If what I've said so far makes sense, the third factor is the most important question :"Is continuing the relationship important to both of you?"If the answer is not negative, in addition to compassion, honesty should be be added to the mix.

But even this will not be enough to establish success without communication. Yes, of course you understand the mandatory element of getting through to one another clearly in surviving your affair.

Even with taking that all on board, still what most partners suffering through an affair are unable to get a handle on are two immoveable realities:

One, you must agree on your definitions to get rid of misunderstanding.Obviously you can't expect to make any progress if your idea of the meanings of the words used to communicate are not the same.

It's also essential to comprehend that, non-verbal communication in the majority of cases sends more powerful messages.Not forgetting that, you must be as concious as possible of the usually unconcious gestures and facial expressions you use.
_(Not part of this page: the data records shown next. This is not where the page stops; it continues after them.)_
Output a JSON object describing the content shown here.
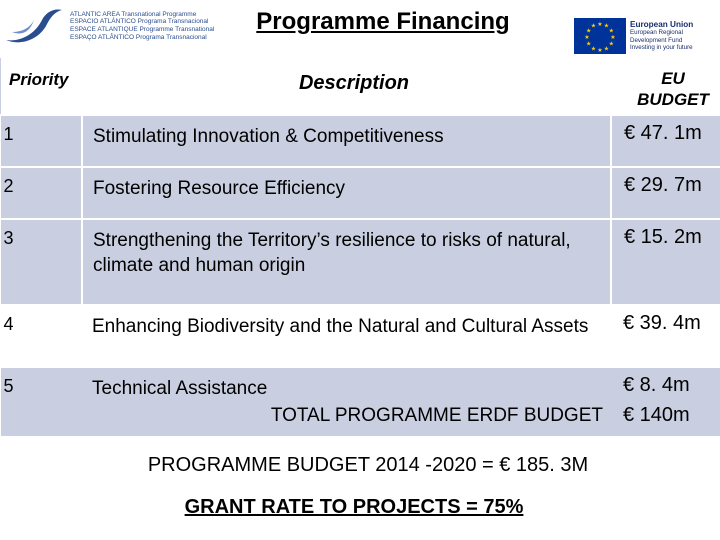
{
  "logos": {
    "left_lines": [
      "ATLANTIC AREA Transnational Programme",
      "ESPACIO ATLÁNTICO Programa Transnacional",
      "ESPACE ATLANTIQUE Programme Transnational",
      "ESPAÇO ATLÂNTICO Programa Transnacional"
    ],
    "left_icon": "atlantic-area-wave-icon",
    "eu_icon": "eu-flag-icon",
    "eu_lines": [
      "European Union",
      "European Regional",
      "Development Fund",
      "Investing in your future"
    ],
    "colors": {
      "atlantic_blue": "#2a4d8f",
      "eu_blue": "#003399",
      "eu_star": "#ffcc00",
      "table_shade": "#c9cfe0"
    }
  },
  "title": "Programme Financing",
  "table": {
    "headers": {
      "priority": "Priority",
      "description": "Description",
      "budget": "EU BUDGET"
    },
    "rows": [
      {
        "priority": "1",
        "description": "Stimulating Innovation & Competitiveness",
        "budget": "€ 47. 1m"
      },
      {
        "priority": "2",
        "description": "Fostering Resource Efficiency",
        "budget": "€ 29. 7m"
      },
      {
        "priority": "3",
        "description": "Strengthening the Territory’s resilience to risks of natural, climate and human origin",
        "budget": "€ 15. 2m"
      },
      {
        "priority": "4",
        "description": "Enhancing Biodiversity and the Natural and Cultural Assets",
        "budget": "€ 39. 4m"
      },
      {
        "priority": "5",
        "description": "Technical Assistance",
        "budget": "€ 8. 4m"
      }
    ],
    "total": {
      "label": "TOTAL PROGRAMME ERDF BUDGET",
      "value": "€ 140m"
    }
  },
  "footer": {
    "budget_line": "PROGRAMME BUDGET 2014 -2020 = € 185. 3M",
    "grant_line": "GRANT RATE TO PROJECTS = 75%"
  }
}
You need to ensure to the best of your ability, that these "messages are the ones you want to send. The variety that add complimentary positivity to your verbal communication.


Last but not least, I need to impress upon you the categorical-no exceptions requirement that the cheating partner completely finish all contact with theformer partner in the affair.When I say completely, I mean Completely - with a capital "C!"

If the adulterous partner is absolutely sincere in their desire to rejuvenate your love connection and elevate it to a new and higher quality level,this won't be a problem.

If your reality is exactly opposite to this, it's time to pack your bags.

Of course I'm hoping, this won't be your end result. Of Course I'm hoping,the action steps I've given you in this articlewill help you get on the right road to surviving your affair.